# Tanasi - A Mossy Topped Glander (part project, part dream)



## TSOJOURNER (Dec 16, 1999)

Hello, all.
We have recently agreed to adopt a 33' Glander Tavana from my uncle. She had a run-in with Hurricane Opal in '95 and landed in the front door of a church and was subsequently hauled to Knoxville, TN and has been sitting on a cradle in a front yard since then. 
Our first (of many, I'm sure) hurdle is getting her approximately 8 miles to our yard. She's covered in moss and will need a complete gutting on the inside but otherwise appears to be sound.
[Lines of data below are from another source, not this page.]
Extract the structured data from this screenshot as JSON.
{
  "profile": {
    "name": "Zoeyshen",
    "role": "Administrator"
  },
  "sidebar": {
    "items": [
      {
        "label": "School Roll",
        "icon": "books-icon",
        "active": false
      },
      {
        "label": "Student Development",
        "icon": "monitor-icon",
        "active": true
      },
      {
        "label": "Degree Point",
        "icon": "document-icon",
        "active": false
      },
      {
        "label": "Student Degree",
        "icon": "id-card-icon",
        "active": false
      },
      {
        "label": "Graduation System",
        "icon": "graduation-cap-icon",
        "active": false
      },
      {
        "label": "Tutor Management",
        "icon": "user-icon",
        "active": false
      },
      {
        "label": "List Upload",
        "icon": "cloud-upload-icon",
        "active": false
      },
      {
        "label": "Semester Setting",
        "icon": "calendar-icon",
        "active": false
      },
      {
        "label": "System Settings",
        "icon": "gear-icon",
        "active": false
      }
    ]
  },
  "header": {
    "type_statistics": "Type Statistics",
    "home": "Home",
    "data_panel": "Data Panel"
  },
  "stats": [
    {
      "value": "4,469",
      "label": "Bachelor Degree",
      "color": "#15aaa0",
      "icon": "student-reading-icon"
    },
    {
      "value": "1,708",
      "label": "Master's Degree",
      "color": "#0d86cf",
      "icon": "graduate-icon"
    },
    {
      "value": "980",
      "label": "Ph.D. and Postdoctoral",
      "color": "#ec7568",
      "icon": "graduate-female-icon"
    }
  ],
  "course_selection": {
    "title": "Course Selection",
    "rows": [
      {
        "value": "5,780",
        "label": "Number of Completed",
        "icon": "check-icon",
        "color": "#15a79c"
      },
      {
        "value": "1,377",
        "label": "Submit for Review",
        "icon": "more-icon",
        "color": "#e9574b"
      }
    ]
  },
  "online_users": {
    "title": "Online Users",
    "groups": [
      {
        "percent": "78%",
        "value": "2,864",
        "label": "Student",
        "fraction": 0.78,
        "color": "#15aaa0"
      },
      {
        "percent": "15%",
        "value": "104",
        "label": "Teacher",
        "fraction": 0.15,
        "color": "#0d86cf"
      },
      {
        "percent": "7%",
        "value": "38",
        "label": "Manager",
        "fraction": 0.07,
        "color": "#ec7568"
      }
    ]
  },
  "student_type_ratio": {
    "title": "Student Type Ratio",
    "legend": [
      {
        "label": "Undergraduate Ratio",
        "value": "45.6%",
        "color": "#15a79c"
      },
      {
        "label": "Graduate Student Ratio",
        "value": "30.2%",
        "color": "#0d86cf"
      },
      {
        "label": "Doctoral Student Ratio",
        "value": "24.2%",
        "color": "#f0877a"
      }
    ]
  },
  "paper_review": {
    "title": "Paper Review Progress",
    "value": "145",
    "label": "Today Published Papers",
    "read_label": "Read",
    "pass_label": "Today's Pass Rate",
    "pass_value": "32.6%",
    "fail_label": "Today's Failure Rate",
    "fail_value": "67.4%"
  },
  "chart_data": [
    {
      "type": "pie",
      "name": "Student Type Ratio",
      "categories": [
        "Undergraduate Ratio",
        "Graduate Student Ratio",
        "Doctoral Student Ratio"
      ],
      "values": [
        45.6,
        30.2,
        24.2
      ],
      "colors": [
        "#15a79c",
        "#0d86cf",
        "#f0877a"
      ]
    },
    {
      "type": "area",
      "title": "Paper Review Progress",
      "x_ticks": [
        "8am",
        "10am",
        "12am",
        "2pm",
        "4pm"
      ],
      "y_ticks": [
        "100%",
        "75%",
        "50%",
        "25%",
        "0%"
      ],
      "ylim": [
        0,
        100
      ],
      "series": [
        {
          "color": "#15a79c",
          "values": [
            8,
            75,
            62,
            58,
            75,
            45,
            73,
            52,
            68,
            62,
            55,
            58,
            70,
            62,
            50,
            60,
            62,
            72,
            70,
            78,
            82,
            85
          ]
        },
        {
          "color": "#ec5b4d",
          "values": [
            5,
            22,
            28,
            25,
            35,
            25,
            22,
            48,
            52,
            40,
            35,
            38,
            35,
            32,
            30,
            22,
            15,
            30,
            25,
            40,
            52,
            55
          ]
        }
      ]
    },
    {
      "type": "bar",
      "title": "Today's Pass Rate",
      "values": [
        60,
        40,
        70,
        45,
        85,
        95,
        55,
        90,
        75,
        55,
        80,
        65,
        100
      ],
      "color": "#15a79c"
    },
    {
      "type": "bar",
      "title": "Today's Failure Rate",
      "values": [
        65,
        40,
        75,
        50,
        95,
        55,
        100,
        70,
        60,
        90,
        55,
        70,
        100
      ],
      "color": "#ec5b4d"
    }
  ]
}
She has a Yanmar diesel which will need to be rebuilt. (I'm assuming.) We know nothing about sailing but are enthusiastically gathering books and magazines and spending most of our waking hours dreaming and talking about it.
We are very interested in any information and/or pictures from other Glander owners/fixers and general advice on what to read and what anyone who's undertaken such a project wishes they'd done or what they'd do differently or what they are so glad they did. 
We've really enjoyed and benefitted from what many of you have written and look forward to continued participation on the forums here. 
Jim & Rhonda
Knoxville, TN


----------



## chall03 (Oct 14, 2002)

Welcome to Sailnet! Sounds like you have quite a project in front of you, best of luck.


----------



## Lou452 (Mar 2, 2012)

Hey Jim and Rhonda, hope you find the dream. Make a plan work your plan. fair wind sunshine for you both. LOUIE


----------